| 23 January 2022, Sunday |

France holds 15 after breaking Channel people-smuggling network: police

Police in France have detained 15 suspected members of an international migrant smuggling syndicate that assisted people in crossing the Channel illegally to Britain.

The announcement comes as tensions between London and Paris rise over the record number of migrants crossing the Channel, with Britain urging France to take tougher measures to prevent them from making the journey.

Police said in a late Monday statement that those arrested included Iraqi Kurds, Romanians, Pakistanis, and Vietnamese who approached migrants in camps in Grande-Synthe, near Dunkirk in northern France, and encouraged them to cross to England in small boats.

In an investigation that started in October 2020, French police said the network helped at a minimum 250 people per month cross to England, using small boats that transport up to 60 migrants at a time.

Passage to England would cost a migrant 6,000 euros ($6,800) and the smugglers racked up some 3 million euros ($3.4 million) in total profits, the illegal migration branch of the French police, OCRIEST, said in a statement.

“It was a network of hardened criminals who were well organized due to the complicity of drivers, secret financial backers and people who acted as lookouts for the police,” Xavier Delrieu, who led the investigation, told AFP.

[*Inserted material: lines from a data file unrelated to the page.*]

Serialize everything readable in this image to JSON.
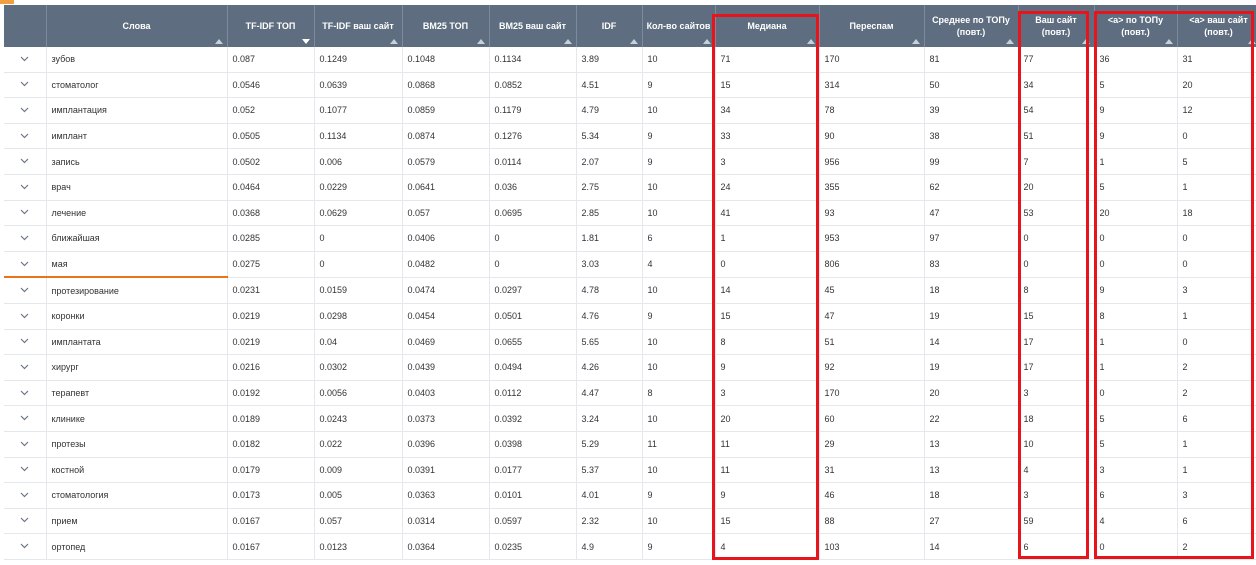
{
  "table": {
    "columns": [
      "Слова",
      "TF-IDF ТОП",
      "TF-IDF ваш сайт",
      "BM25 ТОП",
      "BM25 ваш сайт",
      "IDF",
      "Кол-во сайтов",
      "Медиана",
      "Переспам",
      "Среднее по ТОПу (повт.)",
      "Ваш сайт (повт.)",
      "<a> по ТОПу (повт.)",
      "<a> ваш сайт (повт.)"
    ],
    "expand_icon": "chevron-down-icon",
    "rows": [
      [
        "зубов",
        "0.087",
        "0.1249",
        "0.1048",
        "0.1134",
        "3.89",
        "10",
        "71",
        "170",
        "81",
        "77",
        "36",
        "31"
      ],
      [
        "стоматолог",
        "0.0546",
        "0.0639",
        "0.0868",
        "0.0852",
        "4.51",
        "9",
        "15",
        "314",
        "50",
        "34",
        "5",
        "20"
      ],
      [
        "имплантация",
        "0.052",
        "0.1077",
        "0.0859",
        "0.1179",
        "4.79",
        "10",
        "34",
        "78",
        "39",
        "54",
        "9",
        "12"
      ],
      [
        "имплант",
        "0.0505",
        "0.1134",
        "0.0874",
        "0.1276",
        "5.34",
        "9",
        "33",
        "90",
        "38",
        "51",
        "9",
        "0"
      ],
      [
        "запись",
        "0.0502",
        "0.006",
        "0.0579",
        "0.0114",
        "2.07",
        "9",
        "3",
        "956",
        "99",
        "7",
        "1",
        "5"
      ],
      [
        "врач",
        "0.0464",
        "0.0229",
        "0.0641",
        "0.036",
        "2.75",
        "10",
        "24",
        "355",
        "62",
        "20",
        "5",
        "1"
      ],
      [
        "лечение",
        "0.0368",
        "0.0629",
        "0.057",
        "0.0695",
        "2.85",
        "10",
        "41",
        "93",
        "47",
        "53",
        "20",
        "18"
      ],
      [
        "ближайшая",
        "0.0285",
        "0",
        "0.0406",
        "0",
        "1.81",
        "6",
        "1",
        "953",
        "97",
        "0",
        "0",
        "0"
      ],
      [
        "мая",
        "0.0275",
        "0",
        "0.0482",
        "0",
        "3.03",
        "4",
        "0",
        "806",
        "83",
        "0",
        "0",
        "0"
      ],
      [
        "протезирование",
        "0.0231",
        "0.0159",
        "0.0474",
        "0.0297",
        "4.78",
        "10",
        "14",
        "45",
        "18",
        "8",
        "9",
        "3"
      ],
      [
        "коронки",
        "0.0219",
        "0.0298",
        "0.0454",
        "0.0501",
        "4.76",
        "9",
        "15",
        "47",
        "19",
        "15",
        "8",
        "1"
      ],
      [
        "имплантата",
        "0.0219",
        "0.04",
        "0.0469",
        "0.0655",
        "5.65",
        "10",
        "8",
        "51",
        "14",
        "17",
        "1",
        "0"
      ],
      [
        "хирург",
        "0.0216",
        "0.0302",
        "0.0439",
        "0.0494",
        "4.26",
        "10",
        "9",
        "92",
        "19",
        "17",
        "1",
        "2"
      ],
      [
        "терапевт",
        "0.0192",
        "0.0056",
        "0.0403",
        "0.0112",
        "4.47",
        "8",
        "3",
        "170",
        "20",
        "3",
        "0",
        "2"
      ],
      [
        "клинике",
        "0.0189",
        "0.0243",
        "0.0373",
        "0.0392",
        "3.24",
        "10",
        "20",
        "60",
        "22",
        "18",
        "5",
        "6"
      ],
      [
        "протезы",
        "0.0182",
        "0.022",
        "0.0396",
        "0.0398",
        "5.29",
        "11",
        "11",
        "29",
        "13",
        "10",
        "5",
        "1"
      ],
      [
        "костной",
        "0.0179",
        "0.009",
        "0.0391",
        "0.0177",
        "5.37",
        "10",
        "11",
        "31",
        "13",
        "4",
        "3",
        "1"
      ],
      [
        "стоматология",
        "0.0173",
        "0.005",
        "0.0363",
        "0.0101",
        "4.01",
        "9",
        "9",
        "46",
        "18",
        "3",
        "6",
        "3"
      ],
      [
        "прием",
        "0.0167",
        "0.057",
        "0.0314",
        "0.0597",
        "2.32",
        "10",
        "15",
        "88",
        "27",
        "59",
        "4",
        "6"
      ],
      [
        "ортопед",
        "0.0167",
        "0.0123",
        "0.0364",
        "0.0235",
        "4.9",
        "9",
        "4",
        "103",
        "14",
        "6",
        "0",
        "2"
      ]
    ]
  },
  "colors": {
    "header_bg": "#5e6d7f",
    "highlight_box": "#e8141c",
    "active_row_underline": "#e8731d"
  }
}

The 15 were detained last week and around 40,000 euros ($45,000) in cash seized.

According to the French authorities, 31,500 people attempted to leave for Britain since the start of the year and 7,800 people have been rescued at sea, figures which doubled since August.

In Britain, the ruling right-wing Conservative party of Prime Minister Boris Johnson is coming under intense pressure, including from its own supporters, to reduce the numbers crossing.

According to British authorities, over 25,000 people have now arrived illegally across the Channel so far this year, already triple the figure recorded in 2020.

The issue has added to growing post-Brexit tensions between Britain and France, with a row on fishing rights also still unresolved.